Gone is the dawn of our golden youth and gone are small towns too,
swept away by hopeless, wasteful war - the life that we once knew.

Never more the strains of an old bush band will lift this pall of gloom,
though the aged gas lamps are hanging still from walls of each ballroom,
where the young ones danced the night away on waxed rough jarrah floors;
now it’s only hollow silence, that awaits beyond these doors.

There are ghostly streets in countless towns where seldom footsteps pass,
And the empty shops stare eerily through dust smeared panes of glass.
Like a last goodbye to those young men who sailed away to war,
monuments in every town - record the pain this county bore.

©T.E. Piggott

Re: Homwork (take two) 'The lastGoodbye'

Posted: Sun Dec 16, 2018 3:58 pm
by Neville Briggs
Quite right Terry, the world was never the same after 1914, and within the lifetime of those surviving, another generation of young men who would never return.

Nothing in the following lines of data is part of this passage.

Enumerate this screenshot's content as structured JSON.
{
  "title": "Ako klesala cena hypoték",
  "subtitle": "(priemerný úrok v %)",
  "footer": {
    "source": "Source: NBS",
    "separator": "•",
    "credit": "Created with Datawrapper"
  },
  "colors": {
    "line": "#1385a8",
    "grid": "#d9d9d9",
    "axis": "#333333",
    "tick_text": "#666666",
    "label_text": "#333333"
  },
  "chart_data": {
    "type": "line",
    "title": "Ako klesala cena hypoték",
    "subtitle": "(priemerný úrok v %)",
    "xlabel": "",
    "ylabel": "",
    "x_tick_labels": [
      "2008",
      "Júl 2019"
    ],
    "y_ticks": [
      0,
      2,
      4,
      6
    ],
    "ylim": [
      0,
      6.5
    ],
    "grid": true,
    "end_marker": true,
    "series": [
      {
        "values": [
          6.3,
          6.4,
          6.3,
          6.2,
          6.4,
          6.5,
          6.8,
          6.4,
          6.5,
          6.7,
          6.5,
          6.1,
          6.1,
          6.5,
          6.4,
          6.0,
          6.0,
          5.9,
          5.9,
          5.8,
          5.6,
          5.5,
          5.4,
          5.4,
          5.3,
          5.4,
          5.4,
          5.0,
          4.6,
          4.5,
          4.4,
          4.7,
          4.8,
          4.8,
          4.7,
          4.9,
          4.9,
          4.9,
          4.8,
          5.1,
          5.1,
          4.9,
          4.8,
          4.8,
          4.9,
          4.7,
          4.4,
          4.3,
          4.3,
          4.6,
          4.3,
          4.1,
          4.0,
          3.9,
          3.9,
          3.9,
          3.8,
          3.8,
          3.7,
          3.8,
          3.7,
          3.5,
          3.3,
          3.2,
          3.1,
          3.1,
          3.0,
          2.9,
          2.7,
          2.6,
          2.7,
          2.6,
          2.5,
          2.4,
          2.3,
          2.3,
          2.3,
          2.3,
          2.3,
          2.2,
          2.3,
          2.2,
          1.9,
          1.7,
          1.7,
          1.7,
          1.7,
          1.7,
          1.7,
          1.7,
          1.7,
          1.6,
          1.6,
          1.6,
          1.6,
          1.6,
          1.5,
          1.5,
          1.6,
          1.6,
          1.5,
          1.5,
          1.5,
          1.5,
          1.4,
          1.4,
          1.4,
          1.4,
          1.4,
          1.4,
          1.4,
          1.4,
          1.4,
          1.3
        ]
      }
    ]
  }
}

Re: Homwork (take two) 'The lastGoodbye'

Posted: Mon Dec 17, 2018 11:37 am
by Maureen K Clifford
Nicely crafted Terry - I like this very much

Re: Homwork (take two) 'The lastGoodbye'

Posted: Mon Dec 17, 2018 11:04 pm
by Terry
Thanks Neville and Maureen

This is a subject I have always been interested in, in fact, I have been toying with the idea of writing a more substantial poem about this.
I have been told that young many women never married after losing fiancé's in that war. I suspect there would have also been quite a few single mothers as well for the same reason.
Also the hopes of families were also shattered; in some small towns and districts, most of their young men never came home.